Globales Flüchtlingsforum: Zu wenig und vergebens

Die Zahl der Flüchtlinge weltweit hat sich in nur zehn Jahren verdoppelt. Es ist Zeit einzusehen, dass die Mauern und Abwehr der reichen Länder das Problem nur vergrößern. Auch im Norden selbst.

Ein Kommentar von Andrea Dernbach

Die Daten sind niederschmetternd. Vor wenigen Jahren erst überstieg die Zahl der Menschen, die weltweit auf der Flucht sind, erstmals die des Zweiten Weltkriegs. Aber sie kletterte weiter: Auf 114 Millionen Vertriebene schätzt das UN-Flüchtlingshilfswerk ihre Zahl jetzt. Unfassbarerweise eine Verdopplung der Zahl von 2013.

Insofern ist es eine gute Nachricht, wenn sich in Genf jetzt zum zweiten Mal das Globale Flüchtlingsforum trifft, um nachhaltige Hilfe für diese ungeheure Zahl entwurzelter, traumatisierter Frauen, Männer und Kinder zu verabreden. Es geht sehr konkret um Unterstützung für die Nachbarländer, in denen das Gros der Vertriebenen landet, auch oft bleiben will, in der Hoffnung, dass sie zu Hause irgendwann wieder leben können.

Die meisten dieser Aufnahmeländer sind selbst arm und brauchen daher Hilfe reichen Länder, um sie zu unterstützen. Es sind, man muss es immer und immer wiederholen, die Armen, die die Hauptlast der Ärmsten tragen – mehr als zwei Drittel der Aufnahmestaaten sind Entwicklungsländer –, nicht der reiche Norden, der laut lamentiert, das eigene Boot sei voll.

UNHCR-Chef Filippo Grandi (Mitte) in Genf mit Jordaniens König Abdullah und der Schweizer Staatssekretärin für Migration, Christine Schraner.

© dpa/JEAN-GUY PYTHON

Geflüchtete brauchen mehr als ein warmes Essen und ein Dach überm Kopf, sie brauchen Gesundheitsversorgung, und ihre Kinder brauchen Unterricht, damit sie, wo auch immer, später eine Chance auf mehr als das nackte Leben haben. Es braucht Geld, um die Folgen von Klimakatastrophen, Dürren, Überschwemmungen zu mildern, um Erwerbsmöglichkeiten zu schaffen.

Darauf hat Entwicklungsministerin Svenja Schulze in Genf zurecht hingewiesen. Das sei auch eine Investition im Sinne Europas und anderer reicher Weltgegenden. Was sie nicht sagte: Eine Investition, die, ökonomisch gesprochen, nicht wirklich profitabel wird, weil die Politik der Geberländer selbst sie verschleudert.
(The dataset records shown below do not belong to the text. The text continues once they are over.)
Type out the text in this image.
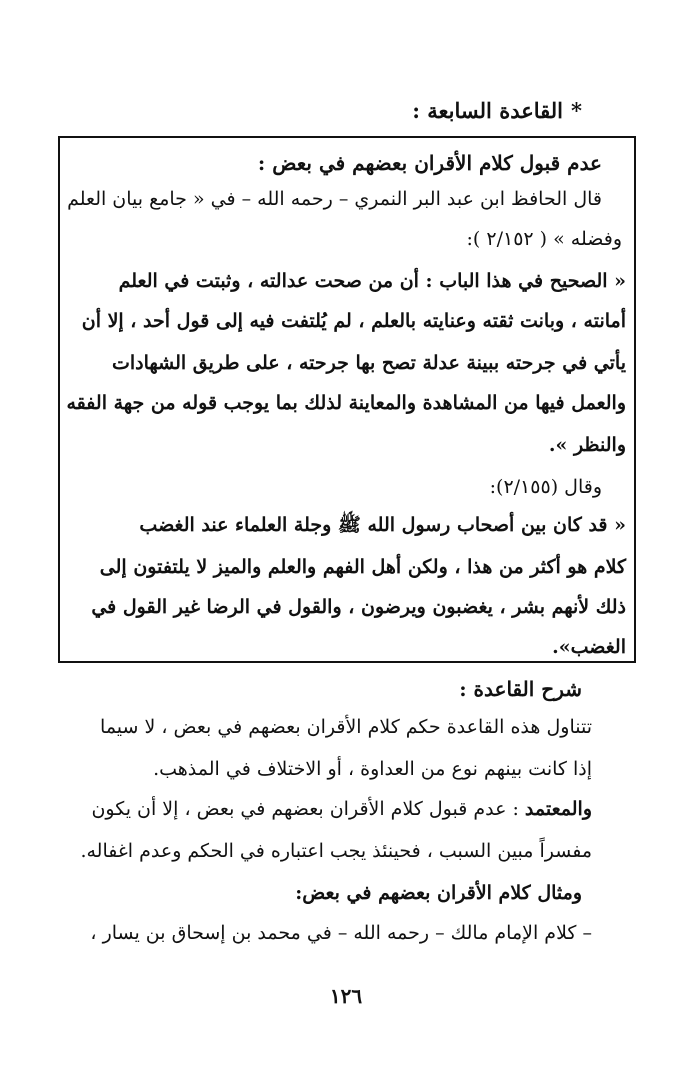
*القاعدة السابعة :
عدم قبول كلام الأقران بعضهم في بعض :
قال الحافظ ابن عبد البر النمري – رحمه الله – في « جامع بيان العلم
وفضله » ( ٢/١٥٢ ):
« الصحيح في هذا الباب : أن من صحت عدالته ، وثبتت في العلم
أمانته ، وبانت ثقته وعنايته بالعلم ، لم يُلتفت فيه إلى قول أحد ، إلا أن
يأتي في جرحته ببينة عدلة تصح بها جرحته ، على طريق الشهادات
والعمل فيها من المشاهدة والمعاينة لذلك بما يوجب قوله من جهة الفقه
والنظر ».
وقال (٢/١٥٥):
« قد كان بين أصحاب رسول الله ﷺ وجلة العلماء عند الغضب
كلام هو أكثر من هذا ، ولكن أهل الفهم والعلم والميز لا يلتفتون إلى
ذلك لأنهم بشر ، يغضبون ويرضون ، والقول في الرضا غير القول في
الغضب».
شرح القاعدة :
تتناول هذه القاعدة حكم كلام الأقران بعضهم في بعض ، لا سيما
إذا كانت بينهم نوع من العداوة ، أو الاختلاف في المذهب.
والمعتمد : عدم قبول كلام الأقران بعضهم في بعض ، إلا أن يكون
مفسراً مبين السبب ، فحينئذ يجب اعتباره في الحكم وعدم اغفاله.
ومثال كلام الأقران بعضهم في بعض:
– كلام الإمام مالك – رحمه الله – في محمد بن إسحاق بن يسار ،
١٢٦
Unsere Mauern, unser Stacheldraht zur Abwehr von Flüchtlingen werden immer öfter im Süden selbst gebaut und verlegt. Sie schneiden dort alte Handelswege und Migrationsrouten ab, von denen etwa die lokale Wirtschaft in afrikanischen Staaten abhängt.

Wie EU-Migrationspolitik Afrika destabilisiert

In Niger in Westafrika, das bisher als Fels politischer Stabilität galt, wurde im Sommer geputscht. Die Generäle hoben wenig später jenes Migrationsgesetz auf, das – von französischen Jurist:innen verfasst – seit 2015 die Durchquerung der Wüste verbot und unter anderem die vergleichsweise wohlhabende Stadt Agadez ins Elend stürzte.

Sie wurde in der Folge zur Falle für dort gestrandete Migranten, das Bürgertum vom Agadez, das über Generationen vom Transit, Transport, Hotelbetrieb lebte, verarmte. Not und die plötzliche Überbevölkerung ließen Kriminalität und Drogensucht nach oben schießen.

114
Millionen Menschen sind nach UNHCR-Schätzung aktuell auf der Flucht.

Ein Beispiel von unendlich vielen. Wir geben Millionen, Milliarden aus, die nie genügen werden, die Katastrophen auch nur zu mildern, die wir anderswo anrichten. Eine wirklich gute Investition wäre es, bereits das Geld, das dafür an korrupte Eliten und Gewaltherrscher fließt, einzusparen und es jenen edleren Zwecken zuzuführen, über die man in Genf jetzt verhandelt. Auch dieses Geld nämlich finanziert Fluchtursachen: Umweltzerstörung, Unterdrückung, Kriege.

Trotz Brexit steigen die britischen Flüchtlingszahlen

Ein Teil davon ließe sich in Aufklärungskampagnen im Norden selbst stecken. Dessen Abwehrpolitik ist krachend gescheitert, das britische Beispiel lehrt es. Trotz Brexit, trotz der womöglich menschenverachtendsten Migrationspolitik einer westlichen Demokratie steigt die Zahl der Migrant:innen, statt zu fallen. Der Zustand der Welt nämlich wird schlimmer statt besser.

Wenn dies ausreichend viele Bürgerinnen und Bürger verstünden, wäre auch unseren kriselnden Demokratien geholfen. Es braucht nicht noch mehr Magazin-Titel, auf denen ein staatsmännisch dreinschauender Bundeskanzler konsequenteres Abschieben fordert, sondern solche, auf denen Vorschläge zur Bewältigung von Migration stehen – die nötig ist und zweifellos möglich.

Jahrzehnte von Propaganda der politischen Rechten sollten bewiesen haben: Ihr nachzugeben, radikalisiert nur deren Menschenhass und Rassismus. Mit demokratischen Mitteln ist dieser Wettlauf nicht zu gewinnen. Am Ende stirbt vielmehr alles, was Demokratien ausmacht.